After a funnier-than-usual cold open where the office experimented with just how little the perpetually grumpy Stanley would notice, including dressing up as each other and covering his computer monitor with a cardboard box, it’s yet another Halloween party at the office, with the whole cast in various occasionally clever costumes, this time competing in a contest to win a coupon book worth $15,000 in savings. Of course, as Oscar points out, you’d have to spend hundreds of thousands on crap you don’t need to get the full value of those coupons, but the rest of the office won’t hear it, and compete hard for the prize, even changing costumes in the middle of the day. That’s just background to the real conflict of the episode though; Michael finds out that Darryl went over his head to Gabe after Michael rejected his idea of having drivers sell paper. It turns out that corporate loved the idea, and it’s working out, but Michael’s not happy about the supposed betrayal.
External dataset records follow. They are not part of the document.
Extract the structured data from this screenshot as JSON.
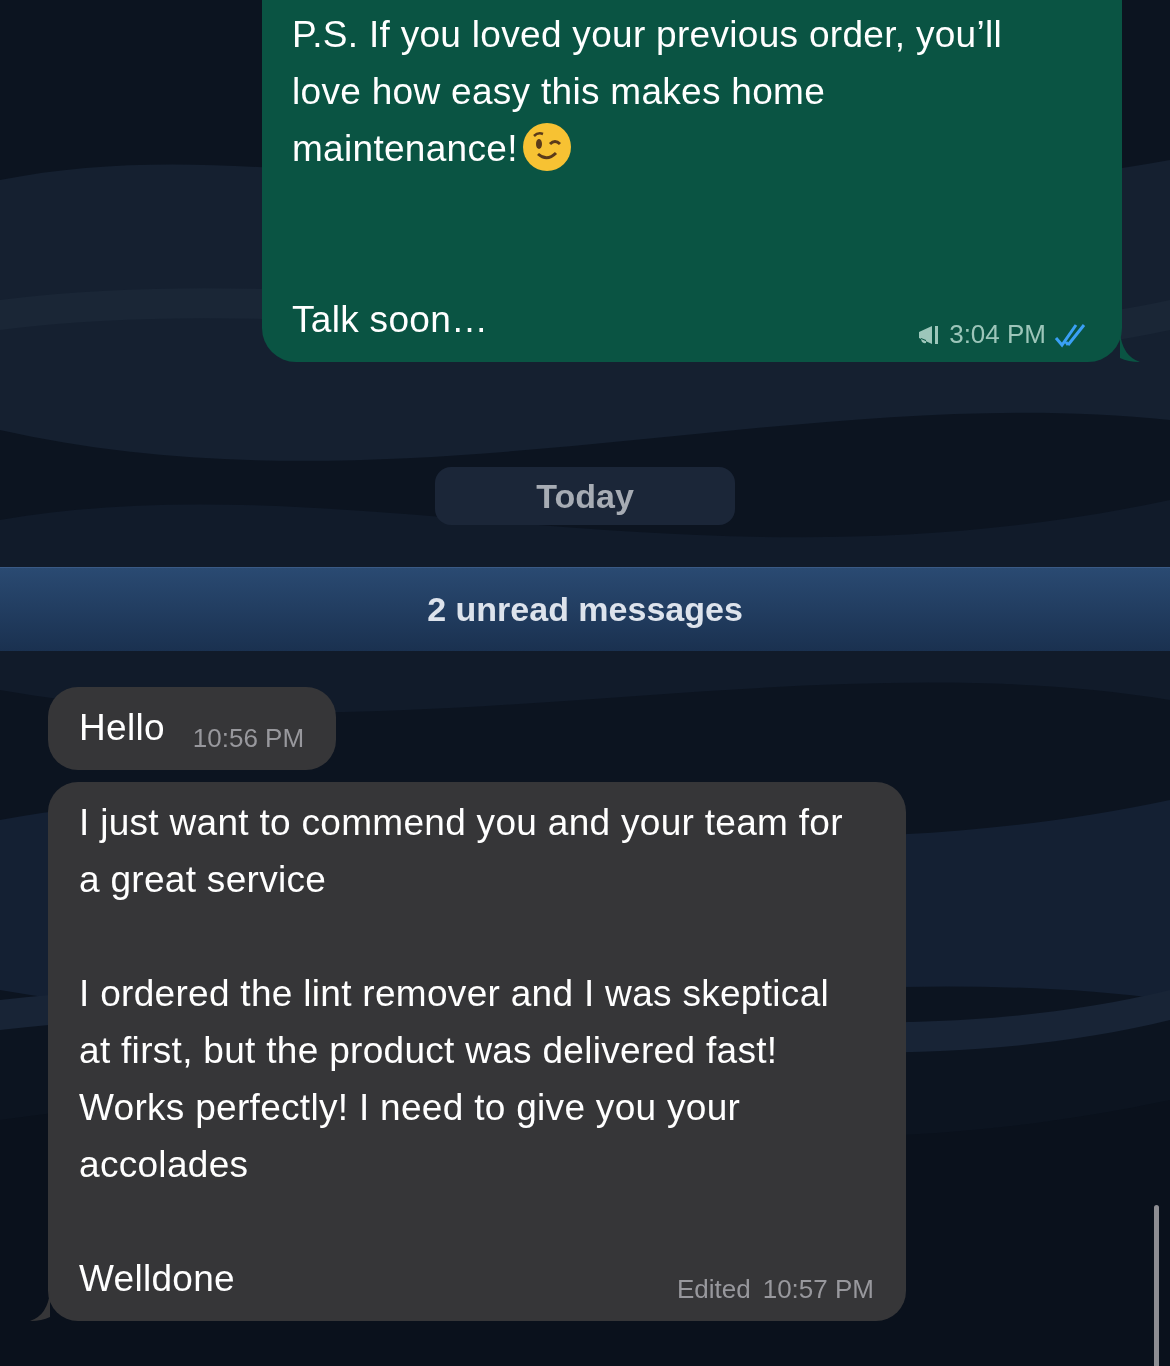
{
  "items": [
    {
      "kind": "outgoing_message",
      "paragraphs": [
        "P.S. If you loved your previous order, you’ll love how easy this makes home maintenance!",
        "Talk soon…"
      ],
      "emoji_after_first": true,
      "broadcast": true,
      "time": "3:04 PM",
      "read": true,
      "tail": true
    },
    {
      "kind": "date",
      "label": "Today"
    },
    {
      "kind": "unread",
      "label": "2 unread messages"
    },
    {
      "kind": "incoming_message",
      "paragraphs": [
        "Hello"
      ],
      "time": "10:56 PM"
    },
    {
      "kind": "incoming_message",
      "paragraphs": [
        "I just want to commend you and your team for a great service",
        "I ordered the lint remover and I was skeptical at first, but the product was delivered fast! Works perfectly! I need to give you your accolades",
        "Welldone"
      ],
      "edited": "Edited",
      "time": "10:57 PM",
      "tail": true
    }
  ]
}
This lead’s to one of the show’s more uncomfortable moments, where Michael changes out of his MacGruber costume (he’s exactly the kind of guy who wouldn’t realize that it’s a parody of another character) into a fake afro and warehouse uniform and yells at Darryl in front of the whole office. Eventually they compromise on a way to deal with this sort of problem in the future, but it was definitely a situation where the painful awkwardness of the situation outweighed the mild humor it provided, which is where the show tends to go astray. There’s also a C-plot where Jim and Pam are curious about why Olyphant’s character Danny didn’t call her back after they dated a couple times when Jim was in Stamford, and the revelation that it was because he found her kind of dorky was quite mild. We get it, they’re mildly goofy people who are perfect for each other. That didn’t really add a whole lot.
Overall I enjoyed a fair amount of the episode, but it also had a lot of the issues that sometimes bring the series down. Some of the costumes were pretty good. It was pretty funny how I was wondering who Andy was supposed to be the whole time before he had to explain it to Stanley, Bill Compton from True Blood. “How many vampires am I supposed to know about?” he asks. And moments like Michael accidentally making Kevin cry were fairly inspired. But the whole Darryl thing was the wrong kind of uncomfortable humor, and the whole office being dumb enough to care about the coupon book was another overly silly bit. Oscar winning the contest with his “rational consumer” bit wasn’t exactly a great payoff either. There’ still twenty episodes left in this season, I hope they use the time a bit better as far as finding a way to gracefully move Steve Carell out of the lead role without ruining the fun dynamic of the large cast.